Goldman Sachs ha messo i riflettori sui campioni di borsa europei con un soprannome particolare: i GRANOLAS.
Il termine è stato ispirato dai Magnifici 7 del mercato statunitense, i giganti tecnologici che guidano Wall Street. Si riferisce a un gruppo selezionato di pesi massimi europei, tra cui GSK, Roche, ASML, Nestlé, Novartis, Novo Nordisk, L’Oréal, LVMH, AstraZeneca, SAP e Sanofi.
Queste aziende, con una capitalizzazione di mercato superiore a 2,6 trilioni di euro, hanno eclissato le prestazioni del mercato azionario europeo nel corso degli anni.
La crescita dei GRANOLAS
I GRANOLAS rappresentano circa un quarto della capitalizzazione di mercato dello STOXX 600 e sono equivalenti alla capitalizzazione di settori come Energia, Risorse di Base, Finanza e Automobili.

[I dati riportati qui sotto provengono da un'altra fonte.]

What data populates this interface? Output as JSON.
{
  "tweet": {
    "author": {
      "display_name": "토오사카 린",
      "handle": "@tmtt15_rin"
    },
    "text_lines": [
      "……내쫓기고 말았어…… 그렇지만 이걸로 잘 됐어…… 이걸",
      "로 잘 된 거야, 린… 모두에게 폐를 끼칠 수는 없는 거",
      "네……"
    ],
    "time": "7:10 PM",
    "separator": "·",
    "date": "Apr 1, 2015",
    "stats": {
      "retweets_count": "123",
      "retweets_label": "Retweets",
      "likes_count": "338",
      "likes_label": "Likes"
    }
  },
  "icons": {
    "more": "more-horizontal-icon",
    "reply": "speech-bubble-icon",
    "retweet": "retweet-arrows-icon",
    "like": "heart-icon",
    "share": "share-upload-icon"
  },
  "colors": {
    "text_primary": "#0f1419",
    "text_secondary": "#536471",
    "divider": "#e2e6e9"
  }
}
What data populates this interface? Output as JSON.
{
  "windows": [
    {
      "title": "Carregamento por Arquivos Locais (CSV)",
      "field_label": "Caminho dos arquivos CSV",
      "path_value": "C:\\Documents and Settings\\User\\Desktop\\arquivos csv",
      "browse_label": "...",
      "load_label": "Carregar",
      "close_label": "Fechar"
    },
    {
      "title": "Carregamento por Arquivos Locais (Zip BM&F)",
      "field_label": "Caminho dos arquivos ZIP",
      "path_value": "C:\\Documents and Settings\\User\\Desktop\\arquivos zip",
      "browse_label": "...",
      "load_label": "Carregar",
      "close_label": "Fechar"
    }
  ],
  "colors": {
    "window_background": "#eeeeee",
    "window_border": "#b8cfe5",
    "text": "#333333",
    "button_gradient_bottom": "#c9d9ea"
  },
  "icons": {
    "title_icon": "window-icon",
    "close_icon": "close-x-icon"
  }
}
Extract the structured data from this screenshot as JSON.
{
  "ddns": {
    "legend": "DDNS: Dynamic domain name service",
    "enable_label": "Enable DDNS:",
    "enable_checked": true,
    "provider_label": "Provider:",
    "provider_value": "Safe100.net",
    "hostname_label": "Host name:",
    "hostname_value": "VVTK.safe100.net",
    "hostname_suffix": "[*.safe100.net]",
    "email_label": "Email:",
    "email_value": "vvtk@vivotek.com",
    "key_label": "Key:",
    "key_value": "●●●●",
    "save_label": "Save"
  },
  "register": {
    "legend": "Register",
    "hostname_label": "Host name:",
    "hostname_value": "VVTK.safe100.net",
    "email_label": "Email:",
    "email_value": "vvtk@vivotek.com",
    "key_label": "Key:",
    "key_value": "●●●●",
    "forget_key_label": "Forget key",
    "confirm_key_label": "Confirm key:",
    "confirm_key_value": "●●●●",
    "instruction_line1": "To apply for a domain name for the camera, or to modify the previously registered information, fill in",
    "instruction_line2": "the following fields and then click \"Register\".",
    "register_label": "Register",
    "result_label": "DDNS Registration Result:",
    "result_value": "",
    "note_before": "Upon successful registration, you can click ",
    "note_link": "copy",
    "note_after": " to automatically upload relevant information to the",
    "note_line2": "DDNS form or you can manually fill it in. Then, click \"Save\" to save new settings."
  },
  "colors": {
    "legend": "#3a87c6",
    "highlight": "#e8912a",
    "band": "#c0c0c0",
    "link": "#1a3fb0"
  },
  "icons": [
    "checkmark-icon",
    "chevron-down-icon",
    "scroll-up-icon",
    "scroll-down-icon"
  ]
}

Riflettendo sui cambiamenti del mercato europeo, Goldman Sachs ha notato un significativo spostamento dai leader tradizionali del settore, come le Telecomunicazioni e il Petrolio, di due decenni fa, a una vasta gamma di settori oggi.
“Vent’anni fa, all’inizio del 2000, le 10 più grandi aziende in Europa in base alla capitalizzazione di mercato erano tutte società di Telecomunicazioni e Petrolio, ad eccezione di HSBC. Se avanziamo veloci fino alla crisi da Covid, non c’erano banche, compagnie petrolifere o di telecomunicazioni tra le 10 più grandi in Europa”, ha scritto l’analista di Goldman Sachs, Peter Oppenheimer.
Negli ultimi dodici mesi, i GRANOLAS hanno registrato oltre 500 miliardi di euro di ricavi, mostrando un aumento annuo dell’8%.
Hanno conseguito un guadagno medio del 15% nell’ultimo anno, superando il 5% dello STOXX 600 e contribuendo al 60% della crescita complessiva dell’indice.
Meno ’costosi’ dei Magnifici 7
Attualmente, i GRANOLAS sono scambiati a un rapporto prezzo-utile (P/E) di 20x. Nonostante siano negoziati a un premio rispetto ai mercati europei, questo è normale per le aziende in crescita e rappresenta uno sconto del 30% rispetto ai ’Magnificent Seven’ degli Stati Uniti, che sono scambiati a un P/E di 30x.
“I GRANOLAS si concentrano sulla creazione di valore per gli azionisti e pagano un dividendo relativamente alto”, ha scritto Goldman Sachs.
Con un rendimento medio del dividendo del 2,5%, i GRANOLAS superano significativamente il rendimento dell’S&P 500 del 1,5% e superano di gran lunga lo 0,3% dei Magnifici 7.
Le previsioni concordi prevedono una crescita robusta per questi compositori, con un tasso di crescita annuo composto (CAGR) dei ricavi previsto del 7% fino al 2025.
Lo scenario
I GRANOLAS si muovono su alcuni dei temi strutturali più promettenti, come l’invecchiamento della popolazione, gli avanzamenti nell’IA e nella robotica e l’ESG (Ambiente, Sociale e Governance). Brillano con i loro cospicui dividendi, solide prospettive di crescita e vasta portata internazionale.
Tuttavia, le loro fortune non sono senza rischi.
Con meno del 20% dei ricavi provenienti dall’Europa, i loro destini sono legati alle dinamiche dei mercati globali. Le fluttuazioni delle valute, in particolare un euro più forte, potrebbero colpire i GRANOLAS più di altre azioni europee nazionali e di piccola capitalizzazione.
Una esposizione di mercato del 37% all’economia statunitense introduce rischi tariffari, specialmente se una presidenza repubblicana a favore del protezionismo guidata da Donald Trump vince le elezioni.
Tuttavia, con consistenti asset basati negli Stati Uniti, Goldman ritiene che i GRANOLAS possano resistere a tali incertezze. L’ampia esposizione al mercato cinese da parte di LVMH, L’Oréal e ASML aggiunge del rischio all’investimento a causa delle tensioni geopolitiche tra Europa e Cina.
Una elevata concentrazione in poche azioni potrebbe portare a una brusca correzione se il sentiment di mercato dovesse cambiare.